We’re excited to be a part of the DataTribe challenge and honored to be considered as one of the three finalists. Our relationship with DataTribe will open doors, and we are very grateful for the opportunity.

Q: What’s your long-term vision for your business?

QuickCode benefits any organization that is solving a problem with machine learning and unstructured text; it is truly sector agnostic. That said, we know that every industry and organization is unique in the way that it collects, stores, and delivers data.
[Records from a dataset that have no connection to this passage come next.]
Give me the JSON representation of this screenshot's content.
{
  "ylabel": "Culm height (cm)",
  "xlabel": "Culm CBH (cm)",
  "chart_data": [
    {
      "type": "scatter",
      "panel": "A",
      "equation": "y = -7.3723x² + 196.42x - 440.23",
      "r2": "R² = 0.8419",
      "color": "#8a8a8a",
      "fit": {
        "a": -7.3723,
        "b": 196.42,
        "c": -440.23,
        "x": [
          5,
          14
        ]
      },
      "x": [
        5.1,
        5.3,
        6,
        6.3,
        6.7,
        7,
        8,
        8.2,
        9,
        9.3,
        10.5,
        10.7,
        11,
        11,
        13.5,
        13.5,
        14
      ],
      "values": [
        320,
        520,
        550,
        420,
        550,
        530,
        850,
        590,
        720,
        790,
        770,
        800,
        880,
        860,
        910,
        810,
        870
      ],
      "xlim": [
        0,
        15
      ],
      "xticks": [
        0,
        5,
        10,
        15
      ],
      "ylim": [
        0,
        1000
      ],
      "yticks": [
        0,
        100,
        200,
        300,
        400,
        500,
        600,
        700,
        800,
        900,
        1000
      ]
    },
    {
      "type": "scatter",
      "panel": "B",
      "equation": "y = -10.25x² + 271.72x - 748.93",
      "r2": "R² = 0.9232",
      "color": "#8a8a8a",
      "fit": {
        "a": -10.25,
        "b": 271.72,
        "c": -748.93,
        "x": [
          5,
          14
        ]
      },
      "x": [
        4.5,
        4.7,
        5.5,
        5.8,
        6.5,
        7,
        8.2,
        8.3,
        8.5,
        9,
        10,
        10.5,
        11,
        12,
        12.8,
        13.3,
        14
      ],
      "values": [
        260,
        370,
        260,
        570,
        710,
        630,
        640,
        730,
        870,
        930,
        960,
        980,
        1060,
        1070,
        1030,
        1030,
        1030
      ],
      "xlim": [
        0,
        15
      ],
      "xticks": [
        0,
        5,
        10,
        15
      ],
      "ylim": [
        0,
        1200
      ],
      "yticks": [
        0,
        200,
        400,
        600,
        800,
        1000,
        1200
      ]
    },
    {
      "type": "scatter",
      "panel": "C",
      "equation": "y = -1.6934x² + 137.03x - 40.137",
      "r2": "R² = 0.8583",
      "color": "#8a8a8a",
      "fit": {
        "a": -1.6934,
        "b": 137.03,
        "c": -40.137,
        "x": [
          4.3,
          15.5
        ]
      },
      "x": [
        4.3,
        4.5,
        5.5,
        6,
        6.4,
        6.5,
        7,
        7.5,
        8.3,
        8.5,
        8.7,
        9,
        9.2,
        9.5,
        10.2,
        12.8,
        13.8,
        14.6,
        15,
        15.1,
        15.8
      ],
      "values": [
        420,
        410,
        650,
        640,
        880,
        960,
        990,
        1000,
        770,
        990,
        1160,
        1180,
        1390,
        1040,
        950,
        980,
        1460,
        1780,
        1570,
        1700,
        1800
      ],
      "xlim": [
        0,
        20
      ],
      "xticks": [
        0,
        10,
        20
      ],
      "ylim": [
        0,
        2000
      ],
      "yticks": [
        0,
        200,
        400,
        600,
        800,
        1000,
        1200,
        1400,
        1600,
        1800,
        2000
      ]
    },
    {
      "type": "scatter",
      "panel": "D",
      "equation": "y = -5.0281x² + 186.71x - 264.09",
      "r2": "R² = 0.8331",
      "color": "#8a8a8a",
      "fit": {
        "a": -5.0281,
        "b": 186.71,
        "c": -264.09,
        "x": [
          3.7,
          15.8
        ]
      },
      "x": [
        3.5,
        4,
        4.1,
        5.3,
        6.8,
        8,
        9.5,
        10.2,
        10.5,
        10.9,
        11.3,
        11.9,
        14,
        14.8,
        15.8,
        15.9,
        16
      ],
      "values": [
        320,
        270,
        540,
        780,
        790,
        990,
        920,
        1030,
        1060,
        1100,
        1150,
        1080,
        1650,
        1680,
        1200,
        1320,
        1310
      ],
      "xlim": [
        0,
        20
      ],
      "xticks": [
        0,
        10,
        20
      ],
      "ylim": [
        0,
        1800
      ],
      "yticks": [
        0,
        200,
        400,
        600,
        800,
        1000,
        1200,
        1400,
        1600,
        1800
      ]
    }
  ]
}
Our goal is for QuickCode to become the training set preparation tool of choice, which means we will need to invest in API technology that will allow QuickCode to be used alongside a myriad of data platforms.

We’re also adding to the feedback loop that informs the decision making processes by making investments in the technology that helps users guide QuickCode’s machine learning. These investments include visualizations, metrics, and enhanced recommending algorithms.

As we think about a long-term vision for the business itself, QuickCode will be used not only to improve efficiencies and accuracy in machine learning development pipelines, but also to identify and mitigate model drift in operational pipelines.  Specifically, as language changes over time due to technology advances, terminology evolution, or slang and jargon changes, QuickCode can help identify cases that are missed by the now-outdated model.